1、 通过Nuget安装引用DotnetSpider
项目上右键 -》选择"管理Nuget程序包" -》搜索"DotnetsSpider" -》点击"DotnetsSpider.Core"安装,还要安装"DotnetSpider.Extension"。
2、数据存储EntityPipeline
可以使用框架提供的ConsoleEntityPipeline
实现控制台输入,还支持excel、mysql、mongodb等,命名空间在DotnetSpider.Extension.Pipeline
下,可以在这个下面查看其它EntityPipeline的实现类,继承自EntityPipeline类,可实现自己的存储逻辑,例如,
public class StoragePipeline : EntityPipeline
{
protected override int Process(List<IBaseEntity> items, dynamic sender = null)
{
if (items == null) return 0;
DateTime dateTime;
string dateTimeString = string.Empty;
string path = "./web.txt";
foreach (var data in items)
{
lock (this)
{
if (!File.Exists(path))
{
File.Create(path);
}
var streamWriter = File.AppendText(path);
using (streamWriter)
{
streamWriter.Write(Newtonsoft.Json.JsonConvert.SerializeObject(data));
streamWriter.WriteLine();
}
}
}
}
}
return items.Count;
}
}
3、爬虫类的实现
继承EntitySpider类,来实现爬虫类,继承BaseEntity类实现爬虫实体,实体属性要加上 [Column]标签,通过Field标签写Xpath表达式提取内容,和ReplaceFormatter标签实现内容格式的替换,最后值赋给对应的实体属性,例如,
private class SpiderWeb : EntitySpider
{
protected override void OnInit(params string[] arguments)
{
var page = 1;
var listRequest = new List<Request>();
//循环添加要请求的url
for (int i = 1; i < 500; i++)
{
page = i;
listRequest.Add(new Request(string.Format("https://stackoverflow.com/questions/tagged/python?sort=frequent&page={0}&pagesize=15", page),
new Dictionary<string, dynamic> { { "page", page } }));
}
AddRequests(listRequest);
AddEntityType<StackoverflowSearchEntry>();
//AddPipeline(new ConsoleEntityPipeline());
AddPipeline(new StoragePipeline());
}
[Schema("stackoverflow", "stackoverflow_search_entity_model")]

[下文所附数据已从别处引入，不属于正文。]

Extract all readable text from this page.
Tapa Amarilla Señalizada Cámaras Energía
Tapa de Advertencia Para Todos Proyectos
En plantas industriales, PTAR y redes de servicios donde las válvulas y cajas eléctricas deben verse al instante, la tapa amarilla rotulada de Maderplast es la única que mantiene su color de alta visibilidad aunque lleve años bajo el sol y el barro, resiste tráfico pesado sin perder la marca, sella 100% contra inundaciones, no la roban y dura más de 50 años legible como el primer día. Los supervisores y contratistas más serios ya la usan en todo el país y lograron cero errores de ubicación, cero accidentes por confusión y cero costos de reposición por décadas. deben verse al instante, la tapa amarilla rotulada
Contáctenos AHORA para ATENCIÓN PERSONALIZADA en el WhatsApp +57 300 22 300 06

[Entity(Expression = "//div[@id='questions']/*", Type = SelectorType.XPath)]
class StackoverflowSearchEntry : BaseEntity
{
[Column]
[Field(Expression = "page", Type = SelectorType.Enviroment)]

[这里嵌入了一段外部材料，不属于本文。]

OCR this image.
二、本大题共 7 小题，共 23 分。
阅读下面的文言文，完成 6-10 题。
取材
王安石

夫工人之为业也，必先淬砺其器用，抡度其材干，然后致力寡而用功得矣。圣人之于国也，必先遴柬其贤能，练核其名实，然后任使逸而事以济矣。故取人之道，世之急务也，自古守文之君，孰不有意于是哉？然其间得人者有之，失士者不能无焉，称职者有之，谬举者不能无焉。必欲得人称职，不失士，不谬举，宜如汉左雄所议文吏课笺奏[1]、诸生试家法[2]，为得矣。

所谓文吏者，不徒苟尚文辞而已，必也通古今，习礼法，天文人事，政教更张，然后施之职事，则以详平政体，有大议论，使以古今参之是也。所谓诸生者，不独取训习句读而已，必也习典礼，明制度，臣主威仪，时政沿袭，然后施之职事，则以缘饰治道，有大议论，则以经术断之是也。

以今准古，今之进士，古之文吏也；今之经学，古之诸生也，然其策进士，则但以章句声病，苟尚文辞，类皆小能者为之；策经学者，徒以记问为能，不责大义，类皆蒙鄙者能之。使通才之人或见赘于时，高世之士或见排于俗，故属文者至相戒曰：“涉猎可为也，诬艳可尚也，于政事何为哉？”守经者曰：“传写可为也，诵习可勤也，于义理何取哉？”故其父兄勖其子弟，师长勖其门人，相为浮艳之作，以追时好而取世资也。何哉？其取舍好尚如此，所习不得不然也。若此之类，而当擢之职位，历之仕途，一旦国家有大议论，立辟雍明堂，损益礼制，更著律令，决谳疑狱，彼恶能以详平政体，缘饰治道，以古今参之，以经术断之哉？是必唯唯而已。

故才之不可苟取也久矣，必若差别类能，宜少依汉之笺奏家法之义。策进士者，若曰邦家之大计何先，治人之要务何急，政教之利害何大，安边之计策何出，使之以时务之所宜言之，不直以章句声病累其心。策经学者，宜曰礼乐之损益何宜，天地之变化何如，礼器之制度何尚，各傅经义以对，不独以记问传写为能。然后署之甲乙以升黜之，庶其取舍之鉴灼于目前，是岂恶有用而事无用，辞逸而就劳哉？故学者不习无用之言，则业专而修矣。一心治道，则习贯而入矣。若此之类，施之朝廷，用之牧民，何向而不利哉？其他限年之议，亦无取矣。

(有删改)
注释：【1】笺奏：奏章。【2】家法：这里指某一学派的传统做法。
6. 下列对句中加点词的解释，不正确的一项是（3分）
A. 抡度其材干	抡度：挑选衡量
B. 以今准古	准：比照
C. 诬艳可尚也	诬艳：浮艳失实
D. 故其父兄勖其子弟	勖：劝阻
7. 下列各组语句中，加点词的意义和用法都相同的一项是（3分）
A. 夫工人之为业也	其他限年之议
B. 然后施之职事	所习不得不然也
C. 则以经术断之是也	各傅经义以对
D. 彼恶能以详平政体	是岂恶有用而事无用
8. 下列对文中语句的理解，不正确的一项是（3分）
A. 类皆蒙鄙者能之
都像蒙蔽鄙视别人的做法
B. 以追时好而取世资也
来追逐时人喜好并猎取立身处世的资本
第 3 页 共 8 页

public string Page { get; set; }
[Column]
[Field(Expression = ".//div[@class='summary']/h3/a")]
[ReplaceFormatter(NewValue = "", OldValue = "<em>")]

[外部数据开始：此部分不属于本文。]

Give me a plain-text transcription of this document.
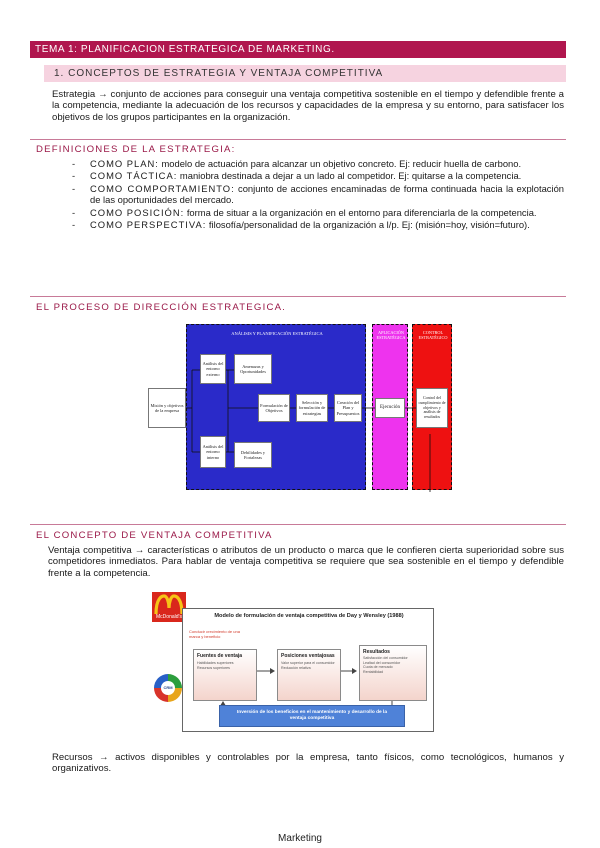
TEMA 1: PLANIFICACION ESTRATEGICA DE MARKETING.
1. CONCEPTOS DE ESTRATEGIA Y VENTAJA COMPETITIVA
Estrategia → conjunto de acciones para conseguir una ventaja competitiva sostenible en el tiempo y defendible frente a la competencia, mediante la adecuación de los recursos y capacidades de la empresa y su entorno, para satisfacer los objetivos de los grupos participantes en la organización.
DEFINICIONES DE LA ESTRATEGIA:
- COMO PLAN: modelo de actuación para alcanzar un objetivo concreto. Ej: reducir huella de carbono.
- COMO TÁCTICA: maniobra destinada a dejar a un lado al competidor. Ej: quitarse a la competencia.
- COMO COMPORTAMIENTO: conjunto de acciones encaminadas de forma continuada hacia la explotación de las oportunidades del mercado.
- COMO POSICIÓN: forma de situar a la organización en el entorno para diferenciarla de la competencia.
- COMO PERSPECTIVA: filosofía/personalidad de la organización a l/p. Ej: (misión=hoy, visión=futuro).
EL PROCESO DE DIRECCIÓN ESTRATEGICA.
ANÁLISIS Y PLANIFICACIÓN ESTRATÉGICA	APLICACIÓN ESTRATÉGICA
CONTROL ESTRATÉGICO
Misión y objetivos de la empresa
Análisis del entorno externo
Amenazas y Oportunidades
Análisis del entorno interno
Debilidades y Fortalezas
Formulación de Objetivos
Selección y formulación de estrategias
Creación del Plan y Presupuestos
Ejecución
Control del cumplimiento de objetivos y análisis de resultados
EL CONCEPTO DE VENTAJA COMPETITIVA
Ventaja competitiva → características o atributos de un producto o marca que le confieren cierta superioridad sobre sus competidores inmediatos. Para hablar de ventaja competitiva se requiere que sea sostenible en el tiempo y defendible frente a la competencia.
McDonald's
CRM
Modelo de formulación de ventaja competitiva de Day y Wensley (1988)
Conducir crecimiento de una marca y beneficio
Fuentes de ventaja
Habilidades superiores
Recursos superiores
Posiciones ventajosas
Valor superior para el consumidor
Reducción relativa
Resultados
Satisfacción del consumidor
Lealtad del consumidor
Cuota de mercado
Rentabilidad
Inversión de los beneficios en el mantenimiento y desarrollo de la ventaja competitiva
Recursos → activos disponibles y controlables por la empresa, tanto físicos, como tecnológicos, humanos y organizativos.
Marketing
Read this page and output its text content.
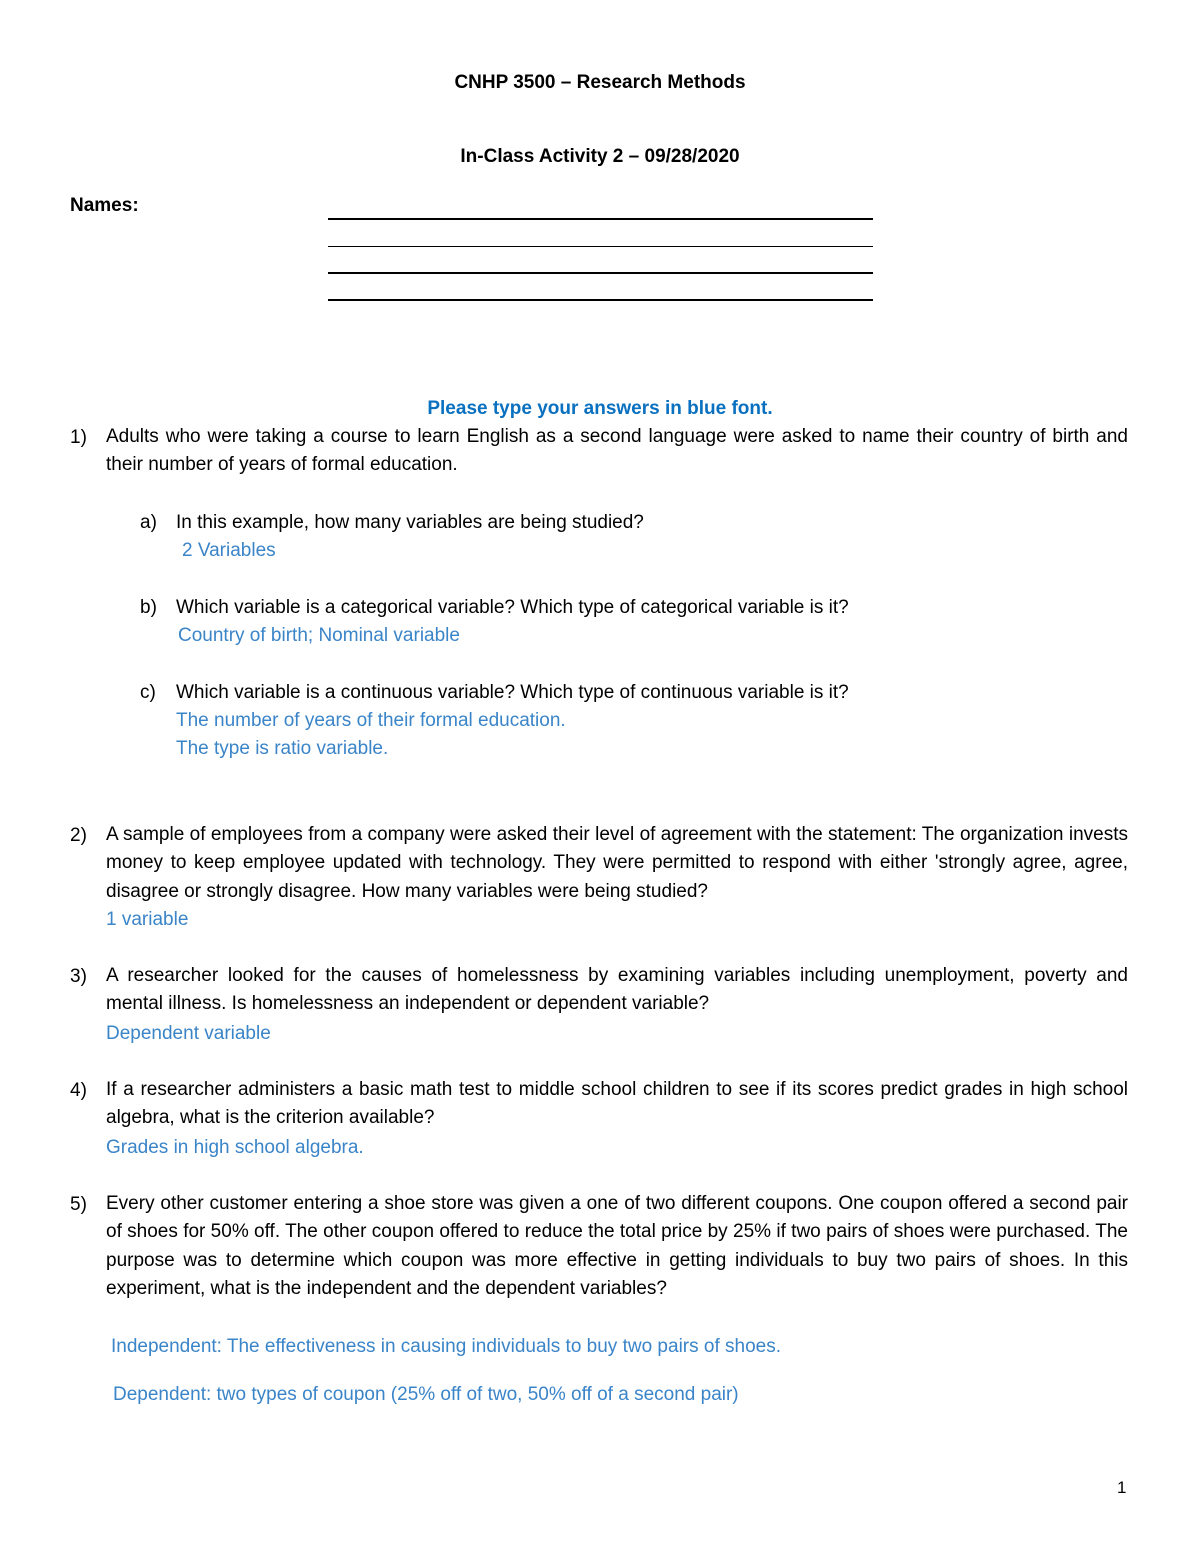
CNHP 3500 – Research Methods
In-Class Activity 2 – 09/28/2020
Names:
Please type your answers in blue font.
1) Adults who were taking a course to learn English as a second language were asked to name their country of birth and their number of years of formal education.
a) In this example, how many variables are being studied?
2 Variables
b) Which variable is a categorical variable? Which type of categorical variable is it?
Country of birth; Nominal variable
c) Which variable is a continuous variable? Which type of continuous variable is it?
The number of years of their formal education.
The type is ratio variable.
2) A sample of employees from a company were asked their level of agreement with the statement: The organization invests money to keep employee updated with technology. They were permitted to respond with either 'strongly agree, agree, disagree or strongly disagree. How many variables were being studied?
1 variable
3) A researcher looked for the causes of homelessness by examining variables including unemployment, poverty and mental illness. Is homelessness an independent or dependent variable?
Dependent variable
4) If a researcher administers a basic math test to middle school children to see if its scores predict grades in high school algebra, what is the criterion available?
Grades in high school algebra.
5) Every other customer entering a shoe store was given a one of two different coupons. One coupon offered a second pair of shoes for 50% off. The other coupon offered to reduce the total price by 25% if two pairs of shoes were purchased. The purpose was to determine which coupon was more effective in getting individuals to buy two pairs of shoes. In this experiment, what is the independent and the dependent variables?
Independent: The effectiveness in causing individuals to buy two pairs of shoes.
Dependent: two types of coupon (25% off of two, 50% off of a second pair)
1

[ReplaceFormatter(NewValue = "", OldValue = "</em>")]
public string Title { get; set; }
[Column]
[Field(Expression = ".//div[@class='summary']/h3/a/@href")]
public string Url { get; set; }
[Column]
[Field(Expression = ".//div[@class='summary']/div[1]")]
public string description { get; set; }
//匹配到的完整的内容
[Column]
[Field(Expression = ".", Option = FieldOptions.InnerText)]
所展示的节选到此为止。